In the second half of the 19th century Algerian followers of Abdelkader El Djezairi have been defeated by the French in Algeria, and sought refuge in another part of the Ottoman Empire. They were given lands in various locations in Ottoman Syria, including Ammuqa, and the close-by Dayshum, Marus, Al-Husayniyya and Tulayl. The inhabitants belonged to the tribe of Awlad bu Alwarath, from Dellys, Algeria.

===British Mandate era===
In the 1922 census of Palestine conducted by the British Mandate authorities, Amuqa had a population of 114, all Muslims, decreasing slightly in the 1931 census to 108, still all Muslims, in a total of 17 houses.

By the 1944/45 statistics, the village had a population of 140 Muslims with a total land area of 2,574 dunams. Of this, a total of 1,164 dunums of land was used for cereals; 195 dunums were irrigated or used for orchards, while 30 dunams were classified as built-up (or Urban) area.

===1948, aftermath===
During the 1948 Arab–Israeli War, on the 24 May 1948, Ammuqa was assaulted by the Palmach's First Battalion, headed by Yigal Allon.
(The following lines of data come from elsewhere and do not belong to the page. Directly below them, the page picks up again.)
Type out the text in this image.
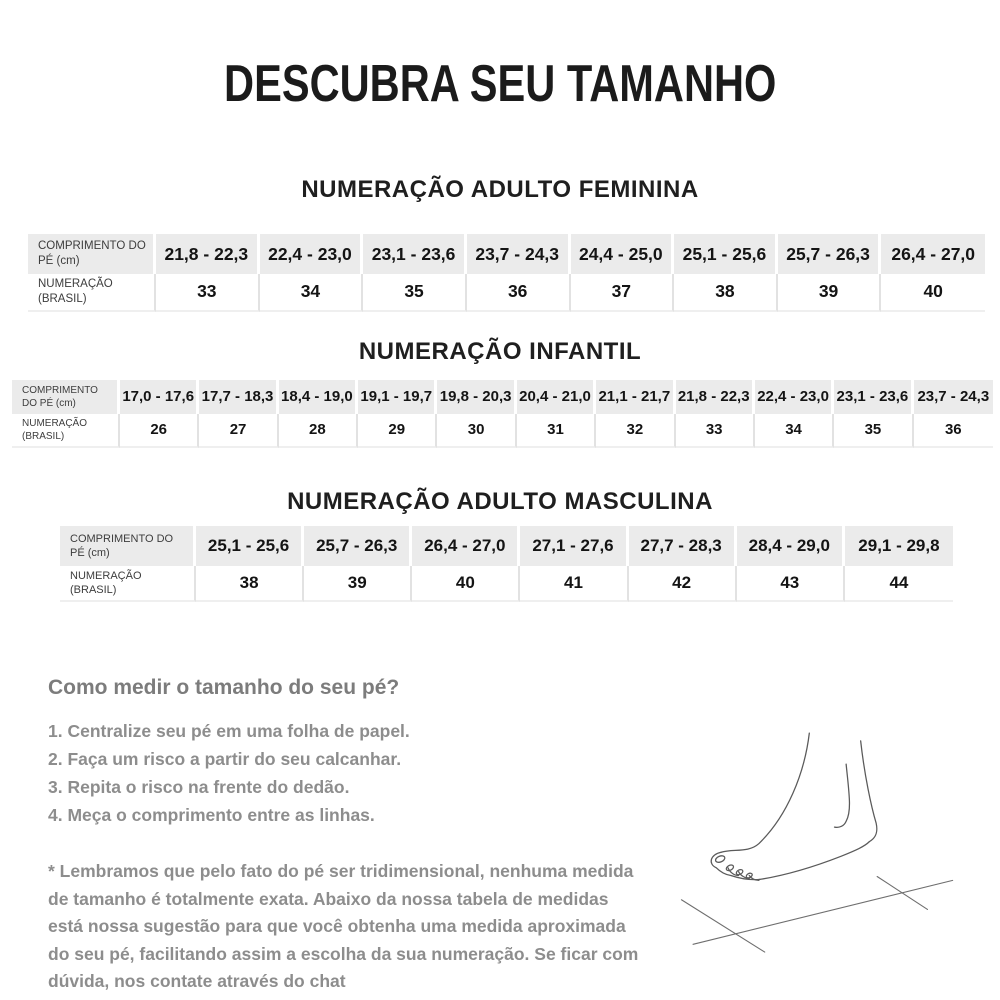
DESCUBRA SEU TAMANHO
NUMERAÇÃO ADULTO FEMININA
COMPRIMENTO DO PÉ (cm)	21,8 - 22,3	22,4 - 23,0	23,1 - 23,6	23,7 - 24,3	24,4 - 25,0	25,1 - 25,6	25,7 - 26,3	26,4 - 27,0
NUMERAÇÃO (BRASIL)	33	34	35	36	37	38	39	40
NUMERAÇÃO INFANTIL
COMPRIMENTO DO PÉ (cm)	17,0 - 17,6	17,7 - 18,3	18,4 - 19,0	19,1 - 19,7	19,8 - 20,3	20,4 - 21,0	21,1 - 21,7	21,8 - 22,3	22,4 - 23,0	23,1 - 23,6	23,7 - 24,3
NUMERAÇÃO (BRASIL)	26	27	28	29	30	31	32	33	34	35	36
NUMERAÇÃO ADULTO MASCULINA
COMPRIMENTO DO PÉ (cm)	25,1 - 25,6	25,7 - 26,3	26,4 - 27,0	27,1 - 27,6	27,7 - 28,3	28,4 - 29,0	29,1 - 29,8
NUMERAÇÃO (BRASIL)	38	39	40	41	42	43	44
Como medir o tamanho do seu pé?

1. Centralize seu pé em uma folha de papel.

2. Faça um risco a partir do seu calcanhar.

3. Repita o risco na frente do dedão.

4. Meça o comprimento entre as linhas.

* Lembramos que pelo fato do pé ser tridimensional, nenhuma medida de tamanho é totalmente exata. Abaixo da nossa tabela de medidas está nossa sugestão para que você obtenha uma medida aproximada do seu pé, facilitando assim a escolha da sua numeração. Se ficar com dúvida, nos contate através do chat
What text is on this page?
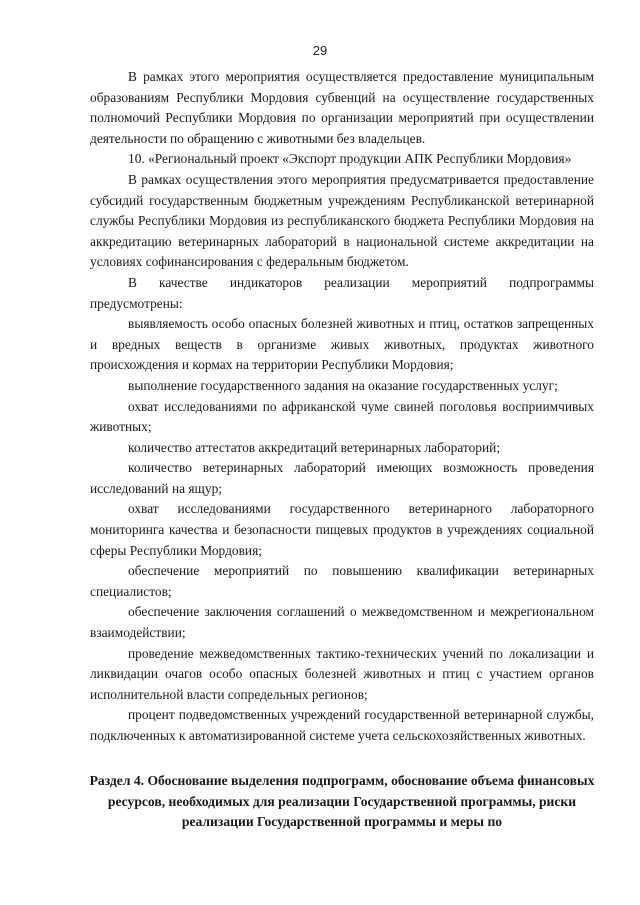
29

В рамках этого мероприятия осуществляется предоставление муниципальным образованиям Республики Мордовия субвенций на осуществление государственных полномочий Республики Мордовия по организации мероприятий при осуществлении деятельности по обращению с животными без владельцев.

10. «Региональный проект «Экспорт продукции АПК Республики Мордовия»

В рамках осуществления этого мероприятия предусматривается предоставление субсидий государственным бюджетным учреждениям Республиканской ветеринарной службы Республики Мордовия из республиканского бюджета Республики Мордовия на аккредитацию ветеринарных лабораторий в национальной системе аккредитации на условиях софинансирования с федеральным бюджетом.

В качестве индикаторов реализации мероприятий подпрограммы предусмотрены:

выявляемость особо опасных болезней животных и птиц, остатков запрещенных и вредных веществ в организме живых животных, продуктах животного происхождения и кормах на территории Республики Мордовия;

выполнение государственного задания на оказание государственных услуг;

охват исследованиями по африканской чуме свиней поголовья восприимчивых животных;

количество аттестатов аккредитаций ветеринарных лабораторий;

количество ветеринарных лабораторий имеющих возможность проведения исследований на ящур;

охват исследованиями государственного ветеринарного лабораторного мониторинга качества и безопасности пищевых продуктов в учреждениях социальной сферы Республики Мордовия;

обеспечение мероприятий по повышению квалификации ветеринарных специалистов;

обеспечение заключения соглашений о межведомственном и межрегиональном взаимодействии;

проведение межведомственных тактико-технических учений по локализации и ликвидации очагов особо опасных болезней животных и птиц с участием органов исполнительной власти сопредельных регионов;

процент подведомственных учреждений государственной ветеринарной службы, подключенных к автоматизированной системе учета сельскохозяйственных животных.

Раздел 4. Обоснование выделения подпрограмм, обоснование объема финансовых ресурсов, необходимых для реализации Государственной программы, риски реализации Государственной программы и меры по
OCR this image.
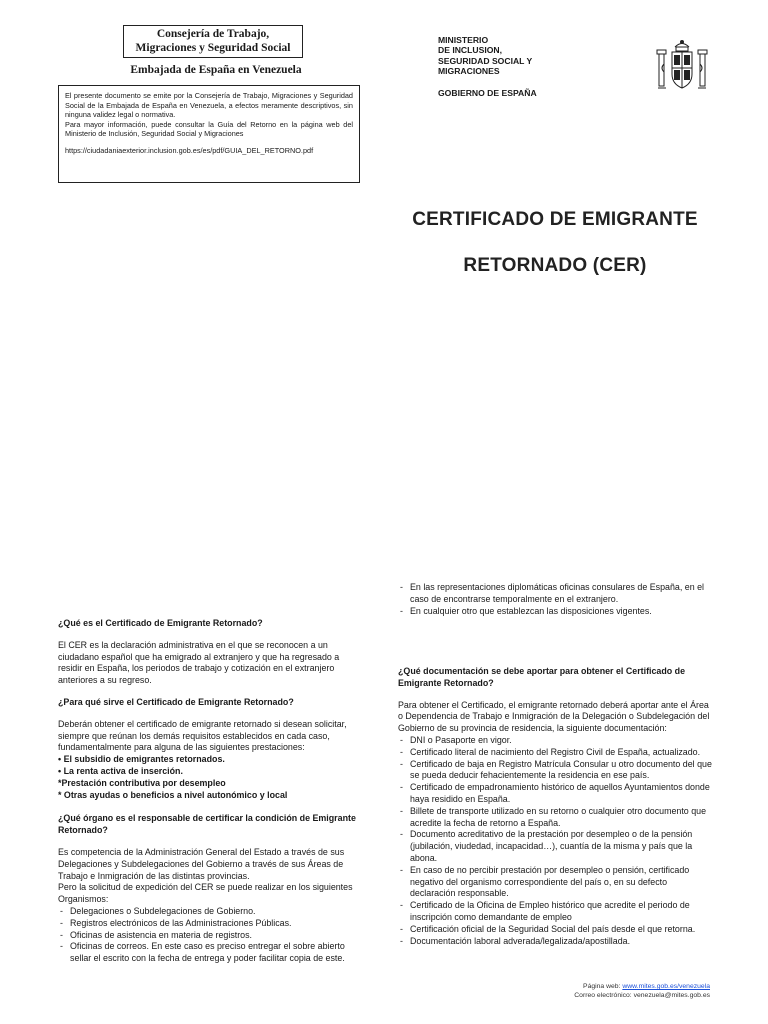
Consejería de Trabajo,
Migraciones y Seguridad Social
Embajada de España en Venezuela

El presente documento se emite por la Consejería de Trabajo, Migraciones y Seguridad Social de la Embajada de España en Venezuela, a efectos meramente descriptivos, sin ninguna validez legal o normativa.

Para mayor información, puede consultar la Guía del Retorno en la página web del Ministerio de Inclusión, Seguridad Social y Migraciones

https://ciudadaniaexterior.inclusion.gob.es/es/pdf/GUIA_DEL_RETORNO.pdf

MINISTERIO
DE INCLUSION,
SEGURIDAD SOCIAL Y
MIGRACIONES
GOBIERNO DE ESPAÑA
CERTIFICADO DE EMIGRANTE
RETORNADO (CER)

¿Qué es el Certificado de Emigrante Retornado?

El CER es la declaración administrativa en el que se reconocen a un ciudadano español que ha emigrado al extranjero y que ha regresado a residir en España, los periodos de trabajo y cotización en el extranjero anteriores a su regreso.

¿Para qué sirve el Certificado de Emigrante Retornado?

Deberán obtener el certificado de emigrante retornado si desean solicitar, siempre que reúnan los demás requisitos establecidos en cada caso, fundamentalmente para alguna de las siguientes prestaciones:

• El subsidio de emigrantes retornados.

• La renta activa de inserción.

*Prestación contributiva por desempleo

* Otras ayudas o beneficios a nivel autonómico y local

¿Qué órgano es el responsable de certificar la condición de Emigrante Retornado?

Es competencia de la Administración General del Estado a través de sus Delegaciones y Subdelegaciones del Gobierno a través de sus Áreas de Trabajo e Inmigración de las distintas provincias.

Pero la solicitud de expedición del CER se puede realizar en los siguientes Organismos:

- Delegaciones o Subdelegaciones de Gobierno.

- Registros electrónicos de las Administraciones Públicas.

- Oficinas de asistencia en materia de registros.

- Oficinas de correos. En este caso es preciso entregar el sobre abierto sellar el escrito con la fecha de entrega y poder facilitar copia de este.

- En las representaciones diplomáticas oficinas consulares de España, en el caso de encontrarse temporalmente en el extranjero.

- En cualquier otro que establezcan las disposiciones vigentes.

¿Qué documentación se debe aportar para obtener el Certificado de Emigrante Retornado?

Para obtener el Certificado, el emigrante retornado deberá aportar ante el Área o Dependencia de Trabajo e Inmigración de la Delegación o Subdelegación del Gobierno de su provincia de residencia, la siguiente documentación:

- DNI o Pasaporte en vigor.

- Certificado literal de nacimiento del Registro Civil de España, actualizado.

- Certificado de baja en Registro Matrícula Consular u otro documento del que se pueda deducir fehacientemente la residencia en ese país.

- Certificado de empadronamiento histórico de aquellos Ayuntamientos donde haya residido en España.

- Billete de transporte utilizado en su retorno o cualquier otro documento que acredite la fecha de retorno a España.

- Documento acreditativo de la prestación por desempleo o de la pensión (jubilación, viudedad, incapacidad…), cuantía de la misma y país que la abona.

- En caso de no percibir prestación por desempleo o pensión, certificado negativo del organismo correspondiente del país o, en su defecto declaración responsable.

- Certificado de la Oficina de Empleo histórico que acredite el periodo de inscripción como demandante de empleo

- Certificación oficial de la Seguridad Social del país desde el que retorna.

- Documentación laboral adverada/legalizada/apostillada.

Página web: www.mites.gob.es/venezuela
Correo electrónico: venezuela@mites.gob.es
Following the "systematic" destruction of the villages in the Hula Valley, Ammuqa was evacuated.

In 1980 Amuka was established on village land; about 1 km southeast of the village site.

In 1992 the village site was described: "Nothing remains of the village but the rubble of houses; the site is overgrown with cactuses and eucalyptus, fig, and olive trees. Much of the land around the site is wooded, and some parts are cultivated by the settlement of 'Ammuqa".